48. O número de Estados vem crescendo desde 1946, quando a Carta das Nações Unidas foi subscrita por seus Estados fundadores. Os 51 Estados membros da ONU em 1946 passaram a 152 em 1980 e são hoje 194, e, à medida em que os nacionalismos se aguçam, estimulados ou naturais, outros Estados podem surgir, o que afeta os interesses estratégicos do Império atual, que são os Estados Unidos, e dos Estados da Europa, periferia de Províncias (desenvolvidas) do Império.

49. O estímulo aos nacionalismos locais na Europa enfraquece o novo “nacionalismo europeu”, que deveria criar uma “cidadania européia”, ao tornar mais difícil a ação política interna e internacional da União Européia, devido às diferenças econômicas, sociais e políticas entre os Estados da Europa Ocidental e os da Europa Oriental.

50. A saída da Grã-Bretanha da União Européia, onde agiu desde seu ingresso em 1973 no sentido de enfraquece-la, e os movimentos na Espanha, na Itália e na Grã-Bretanha de separatismo, sob a influência dos movimentos migratórios, da xenofobia e da ascensão da extrema direita, em especial nos Estados da Europa Oriental, são o resultado da estratégia europeia equivocada, estimulada pelos Estados Unidos, de expandir o território político da União Européia e a área geográfica de ação da OTAN.

51. O estímulo aos nacionalismos nos Estados Adversários do Império, em especial na China, tem o objetivo de procurar enfraquece-los. Politicamente na periferia se fortalecem os nacionalismos, o que enfraquece as Províncias do Império Americano e facilita a hegemonia de Washington ao multiplicar o número de Estados (e Províncias) mais fracos.

52. Os conflitos armados durante o século XX foram os mais sangrentos e destrutivos da História e o fim dos regimes comunistas, a cuja existência e ação se atribuía os conflitos entre Estados, não reduziu nem o número nem a intensidade desses conflitos.

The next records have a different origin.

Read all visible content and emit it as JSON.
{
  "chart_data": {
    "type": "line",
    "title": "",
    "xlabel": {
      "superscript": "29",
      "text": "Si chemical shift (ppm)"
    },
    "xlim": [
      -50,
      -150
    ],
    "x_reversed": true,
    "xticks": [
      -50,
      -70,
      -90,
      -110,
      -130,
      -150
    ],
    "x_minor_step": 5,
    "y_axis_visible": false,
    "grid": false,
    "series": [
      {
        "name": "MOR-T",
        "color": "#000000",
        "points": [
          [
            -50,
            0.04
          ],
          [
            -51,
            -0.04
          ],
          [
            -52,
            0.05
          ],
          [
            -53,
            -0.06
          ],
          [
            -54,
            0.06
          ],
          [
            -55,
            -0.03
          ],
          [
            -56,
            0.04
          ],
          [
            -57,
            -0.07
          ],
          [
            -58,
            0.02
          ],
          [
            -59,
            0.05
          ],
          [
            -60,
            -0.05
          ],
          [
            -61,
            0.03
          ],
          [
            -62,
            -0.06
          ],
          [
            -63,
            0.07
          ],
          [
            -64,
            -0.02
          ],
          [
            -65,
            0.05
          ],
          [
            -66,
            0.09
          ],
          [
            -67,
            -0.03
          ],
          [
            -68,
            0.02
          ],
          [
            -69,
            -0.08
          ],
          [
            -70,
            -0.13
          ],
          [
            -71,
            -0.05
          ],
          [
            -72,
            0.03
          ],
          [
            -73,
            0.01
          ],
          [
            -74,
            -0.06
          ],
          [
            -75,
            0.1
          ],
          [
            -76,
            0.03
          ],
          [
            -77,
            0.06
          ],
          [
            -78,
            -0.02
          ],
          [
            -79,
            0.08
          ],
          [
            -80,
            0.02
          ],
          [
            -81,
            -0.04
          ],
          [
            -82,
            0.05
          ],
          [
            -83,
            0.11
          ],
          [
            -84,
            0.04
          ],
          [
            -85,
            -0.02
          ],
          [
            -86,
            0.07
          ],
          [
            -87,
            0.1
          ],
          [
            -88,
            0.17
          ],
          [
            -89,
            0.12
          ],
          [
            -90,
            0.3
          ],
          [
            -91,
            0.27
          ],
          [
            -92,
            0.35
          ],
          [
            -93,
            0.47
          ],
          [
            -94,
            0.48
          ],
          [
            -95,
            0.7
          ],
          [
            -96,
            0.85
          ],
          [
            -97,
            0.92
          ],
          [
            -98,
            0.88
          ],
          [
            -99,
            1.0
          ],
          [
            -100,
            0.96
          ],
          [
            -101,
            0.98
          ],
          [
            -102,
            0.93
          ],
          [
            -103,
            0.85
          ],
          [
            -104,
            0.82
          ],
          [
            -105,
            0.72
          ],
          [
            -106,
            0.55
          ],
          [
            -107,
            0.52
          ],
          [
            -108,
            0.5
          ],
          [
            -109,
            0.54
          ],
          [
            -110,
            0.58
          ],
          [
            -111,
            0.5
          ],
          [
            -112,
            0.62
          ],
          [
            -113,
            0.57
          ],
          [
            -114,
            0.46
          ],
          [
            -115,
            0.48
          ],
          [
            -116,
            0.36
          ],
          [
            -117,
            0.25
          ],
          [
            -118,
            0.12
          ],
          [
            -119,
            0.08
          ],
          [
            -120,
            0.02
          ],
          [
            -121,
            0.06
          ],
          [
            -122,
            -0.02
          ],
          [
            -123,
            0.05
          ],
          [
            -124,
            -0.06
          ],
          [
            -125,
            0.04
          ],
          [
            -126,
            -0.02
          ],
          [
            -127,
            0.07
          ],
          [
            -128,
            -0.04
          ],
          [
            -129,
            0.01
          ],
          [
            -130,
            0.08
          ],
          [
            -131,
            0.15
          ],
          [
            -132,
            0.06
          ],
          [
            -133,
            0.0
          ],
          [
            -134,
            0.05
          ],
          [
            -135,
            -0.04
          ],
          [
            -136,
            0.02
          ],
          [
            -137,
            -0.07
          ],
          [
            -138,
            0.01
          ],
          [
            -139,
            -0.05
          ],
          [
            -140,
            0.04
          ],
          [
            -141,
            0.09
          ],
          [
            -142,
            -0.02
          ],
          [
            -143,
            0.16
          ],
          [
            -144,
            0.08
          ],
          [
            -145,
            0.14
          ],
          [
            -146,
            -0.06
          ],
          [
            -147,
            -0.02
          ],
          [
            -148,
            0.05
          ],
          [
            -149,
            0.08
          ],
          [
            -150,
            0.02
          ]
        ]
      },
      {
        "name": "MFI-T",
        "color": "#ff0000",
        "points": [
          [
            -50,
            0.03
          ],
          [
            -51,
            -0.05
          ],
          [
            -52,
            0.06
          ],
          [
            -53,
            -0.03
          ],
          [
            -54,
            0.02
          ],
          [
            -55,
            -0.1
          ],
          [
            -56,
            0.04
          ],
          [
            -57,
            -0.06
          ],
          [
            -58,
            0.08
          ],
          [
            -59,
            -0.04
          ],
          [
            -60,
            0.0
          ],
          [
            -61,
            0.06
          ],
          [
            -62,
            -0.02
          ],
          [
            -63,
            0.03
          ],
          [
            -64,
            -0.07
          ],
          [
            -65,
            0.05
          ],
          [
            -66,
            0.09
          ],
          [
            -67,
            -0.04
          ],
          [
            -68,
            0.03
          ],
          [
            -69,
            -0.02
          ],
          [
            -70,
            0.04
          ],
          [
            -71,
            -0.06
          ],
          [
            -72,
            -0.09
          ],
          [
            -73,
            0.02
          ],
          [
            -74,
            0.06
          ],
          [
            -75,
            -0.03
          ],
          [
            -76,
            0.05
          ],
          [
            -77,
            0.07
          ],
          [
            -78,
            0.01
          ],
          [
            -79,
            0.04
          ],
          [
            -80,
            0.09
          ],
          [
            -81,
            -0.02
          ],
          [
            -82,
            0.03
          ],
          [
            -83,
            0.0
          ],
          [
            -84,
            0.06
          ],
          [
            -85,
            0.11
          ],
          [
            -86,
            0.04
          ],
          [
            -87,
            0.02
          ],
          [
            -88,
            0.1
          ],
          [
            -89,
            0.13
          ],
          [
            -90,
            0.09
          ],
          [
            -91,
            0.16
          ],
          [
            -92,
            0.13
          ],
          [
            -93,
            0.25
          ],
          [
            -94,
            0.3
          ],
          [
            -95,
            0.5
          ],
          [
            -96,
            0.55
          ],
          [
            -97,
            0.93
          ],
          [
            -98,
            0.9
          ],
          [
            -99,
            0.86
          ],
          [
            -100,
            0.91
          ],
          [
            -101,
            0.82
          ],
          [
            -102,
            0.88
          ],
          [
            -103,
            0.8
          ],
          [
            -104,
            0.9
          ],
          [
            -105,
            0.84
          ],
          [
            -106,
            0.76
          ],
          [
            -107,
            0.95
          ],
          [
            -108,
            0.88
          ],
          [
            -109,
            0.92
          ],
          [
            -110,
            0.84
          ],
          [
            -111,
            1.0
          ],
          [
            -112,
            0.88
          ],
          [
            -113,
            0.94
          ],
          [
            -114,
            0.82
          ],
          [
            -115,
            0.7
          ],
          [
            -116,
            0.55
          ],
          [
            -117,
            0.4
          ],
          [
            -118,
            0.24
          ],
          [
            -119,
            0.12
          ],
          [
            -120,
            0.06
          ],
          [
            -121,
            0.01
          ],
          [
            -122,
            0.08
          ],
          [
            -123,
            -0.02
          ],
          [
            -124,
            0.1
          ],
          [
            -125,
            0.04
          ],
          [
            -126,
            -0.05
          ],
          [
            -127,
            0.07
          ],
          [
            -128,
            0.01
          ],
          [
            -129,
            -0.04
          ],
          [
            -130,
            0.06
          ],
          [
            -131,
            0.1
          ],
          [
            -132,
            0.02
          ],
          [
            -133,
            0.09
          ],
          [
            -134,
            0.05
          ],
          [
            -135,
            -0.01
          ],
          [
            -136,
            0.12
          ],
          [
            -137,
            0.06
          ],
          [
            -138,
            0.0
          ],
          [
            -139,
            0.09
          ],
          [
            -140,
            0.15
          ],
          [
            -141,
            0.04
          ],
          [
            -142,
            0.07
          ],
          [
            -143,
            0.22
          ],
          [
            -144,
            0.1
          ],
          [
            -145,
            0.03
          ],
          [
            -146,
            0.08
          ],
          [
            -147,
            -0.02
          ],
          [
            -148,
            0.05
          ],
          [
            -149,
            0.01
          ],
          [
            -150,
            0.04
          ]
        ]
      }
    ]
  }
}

53. O aumento do número de Estados decorreu do sucesso dos movimentos nacionalistas em sua luta contra os impérios coloniais (com o estímulo do novo Império Americano) e Estados sob cuja dominação se encontravam grupos nacionais irredentos, tais como ocorria nas antigas Checoslováquia, Iugoslávia e União Soviética.

54. A formação dos Estados foi distinta na Europa, na América Latina, na África e na Ásia. Os Estados atuais, em especial na América Latina, onde as instituições à época da conquista ou foram destruídas, como nos casos do México e do Peru, ou eram inexistentes, como no caso do Brasil, são o resultado muitas vezes da evolução do transplante de instituições européias feito pelas metrópoles para suas colônias. Na África, as colônias tiveram fronteiras arbitrariamente traçadas que, mais tarde, sobreviveram à descolonização, separando etnias, idiomas e culturas e dando motivo a conflitos que, muitas vezes, têm sua verdadeira origem em disputas pela exploração de recursos naturais. Na Ásia, a colonização européia se fez de forma menos direta e encontrou sistemas políticos e administrativos às vezes sofisticados aos quais se superpôs.

55. Por outro lado, a integração européia não é um processo de eliminação de Estados, mas sim de unificação gradual de Estados independentes que cedem parte de sua soberania aos órgãos supra-nacionais da União Européia. Ainda que semelhante ao que ocorreu na Alemanha e na Itália, a União não é manifestação de uma tendência histórica ao fim das fronteiras, mas sim um redesenhar de fronteiras e de cidadania.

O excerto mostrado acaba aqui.